In the 18th and 19th centuries, the village formed part of the highland region known as Jūrat ‘Amra or Bilād Jammā‘īn. Situated between Dayr Ghassāna in the south and the present Route 5 in the north, and between Majdal Yābā in the west and Jammā‘īn, Mardā and Kifl Ḥāris in the east, this area served, according to historian Roy Marom, "as a buffer zone between the political-economic-social units of the Jerusalem and the Nablus regions. On the political level, it suffered from instability due to the migration of the Bedouin tribes and the constant competition among local clans for the right to collect taxes on behalf of the Ottoman authorities."

In 1838, Edward Robinson noted it as a village in the Jurat Merda district, south of Nablus.

In 1870/1871 (1288 AH), an Ottoman census listed the village in the nahiya (sub-district) of Jamma'in al-Thani, subordinate to Nablus.

In 1882, the PEF's Survey of Western Palestine (SWP) described it as "A small village on high ground".

===British Mandate era===
In the 1922 census of Palestine, conducted by the British Mandate authorities, the population was 69, all Muslim, increasing in the 1931 census 85 Muslims in 19 houses.

In the 1945 statistics the population was 120, all Muslims, with 3,112 dunams of land, according to an official land and population survey. Of this, 1,753 dunams were used for cereals, while 6 dunams were built-up land.

===Jordanian era===
In the wake of the 1948 Arab–Israeli War, and after the 1949 Armistice Agreements, ʽAmmuriya came under Jordanian rule.

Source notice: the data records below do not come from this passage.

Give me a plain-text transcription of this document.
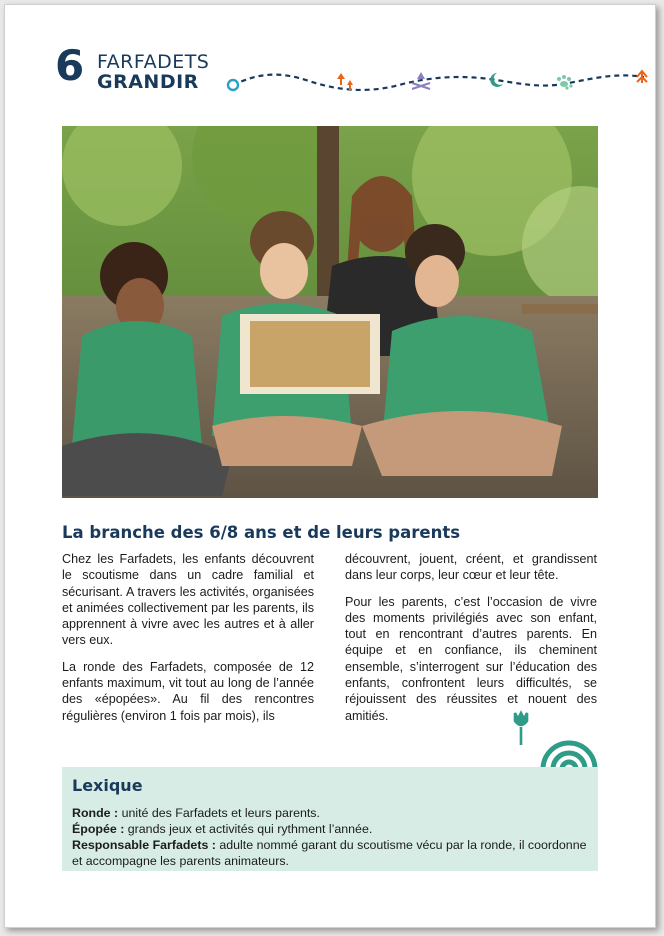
6 FARFADETS
GRANDIR
La branche des 6/8 ans et de leurs parents

Chez les Farfadets, les enfants découvrent le scoutisme dans un cadre familial et sécurisant. A travers les activités, organisées et animées collectivement par les parents, ils apprennent à vivre avec les autres et à aller vers eux.

La ronde des Farfadets, composée de 12 enfants maximum, vit tout au long de l’année des «épopées». Au fil des rencontres régulières (environ 1 fois par mois), ils

découvrent, jouent, créent, et grandissent dans leur corps, leur cœur et leur tête.

Pour les parents, c’est l’occasion de vivre des moments privilégiés avec son enfant, tout en rencontrant d’autres parents. En équipe et en confiance, ils cheminent ensemble, s’interrogent sur l’éducation des enfants, confrontent leurs difficultés, se réjouissent des réussites et nouent des amitiés.

Lexique
Ronde : unité des Farfadets et leurs parents.
Épopée : grands jeux et activités qui rythment l’année.
Responsable Farfadets : adulte nommé garant du scoutisme vécu par la ronde, il coordonne et accompagne les parents animateurs.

The Jordanian census of 1961 found 157 inhabitants.

===1967, and aftermath===
In 1967 the village came under Israeli occupation after the Six-Day War, and the same year the population was found to be 130.

In 1997, it was described as "a very small village surrounded by orchards".

In 2012, Ammuriya was joined with al-Lubban ash-Sharqiya in a single municipality called after the latter town.

== Demography ==
The people of Ammuriya have their origins in the area of Jerusalem.